Vitamin C - Vitamin C is required for the hydroxylation of collagen to provide extracellular stability and support. Include berries, citrus, capsicum, cauliflower, tomatoes, broccoli and greens.

Amino acids Lysine, Glycine and Proline form the building blocks of collagen – include marine collagen, fish, tofu, legumes, eggs, dairy and wholegrains.

Copper – Copper activates an enzyme called lysyl oxidase which is required for collagen maturation. Lysyl oxidase cross-links collagen fibres to help form the scaffold that supports your tissues. Include dark chocolate, lentils, leafy greens, oysters, crab and sunflower seeds.

Zinc – Zinc is a co-factor for collagen production, which means that it helps to activate the amino acids essential for collagen synthesis.
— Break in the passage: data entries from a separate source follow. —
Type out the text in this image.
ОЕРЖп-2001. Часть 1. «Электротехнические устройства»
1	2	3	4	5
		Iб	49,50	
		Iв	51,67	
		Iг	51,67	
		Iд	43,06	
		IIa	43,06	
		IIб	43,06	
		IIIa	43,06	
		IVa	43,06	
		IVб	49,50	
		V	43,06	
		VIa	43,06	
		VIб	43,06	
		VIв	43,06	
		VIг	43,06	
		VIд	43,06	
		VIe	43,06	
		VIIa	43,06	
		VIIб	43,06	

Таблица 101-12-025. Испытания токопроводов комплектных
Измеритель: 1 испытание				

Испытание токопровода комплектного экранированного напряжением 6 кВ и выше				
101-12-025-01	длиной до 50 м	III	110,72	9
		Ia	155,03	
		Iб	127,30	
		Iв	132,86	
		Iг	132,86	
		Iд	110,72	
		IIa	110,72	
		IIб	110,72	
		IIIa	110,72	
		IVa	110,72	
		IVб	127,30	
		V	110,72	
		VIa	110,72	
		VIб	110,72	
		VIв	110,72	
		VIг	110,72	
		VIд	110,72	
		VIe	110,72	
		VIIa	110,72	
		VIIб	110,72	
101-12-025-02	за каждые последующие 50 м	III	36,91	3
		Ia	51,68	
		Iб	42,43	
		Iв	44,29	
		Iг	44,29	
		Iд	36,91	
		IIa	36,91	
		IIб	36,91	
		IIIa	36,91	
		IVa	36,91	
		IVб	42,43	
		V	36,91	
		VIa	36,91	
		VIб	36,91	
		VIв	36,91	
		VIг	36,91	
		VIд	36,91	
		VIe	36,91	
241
Include oysters, poultry, pumpkin seeds, cashews, almonds.

Iron - Iron rich foods include animal proteins and organ meats like liver, kidneys, red meat, and shellfish. There are plant-based sources of iron which include spinach, legumes, quinoa, pumpkin seeds, molasses, broccoli, tahini, and tofu.

Collagen production diminishes in response to the natural ageing process of the body. Collagen and elastin fibres within our bodies also begin to reduce flexibility over time and can become stiffer. The acceleration of this can be influenced by factors such as poor diet, stress, high blood sugar and excess alcohol. The decline of collagen production can start as early as our thirties and progressively worsen due to general aging and diminished nutrient absorption. Including collagen peptides daily can help to stimulate the fibroblast cells to produce collagen, elastin and hylauronic acid thereby helping with skin firmness, elasticity and hydration.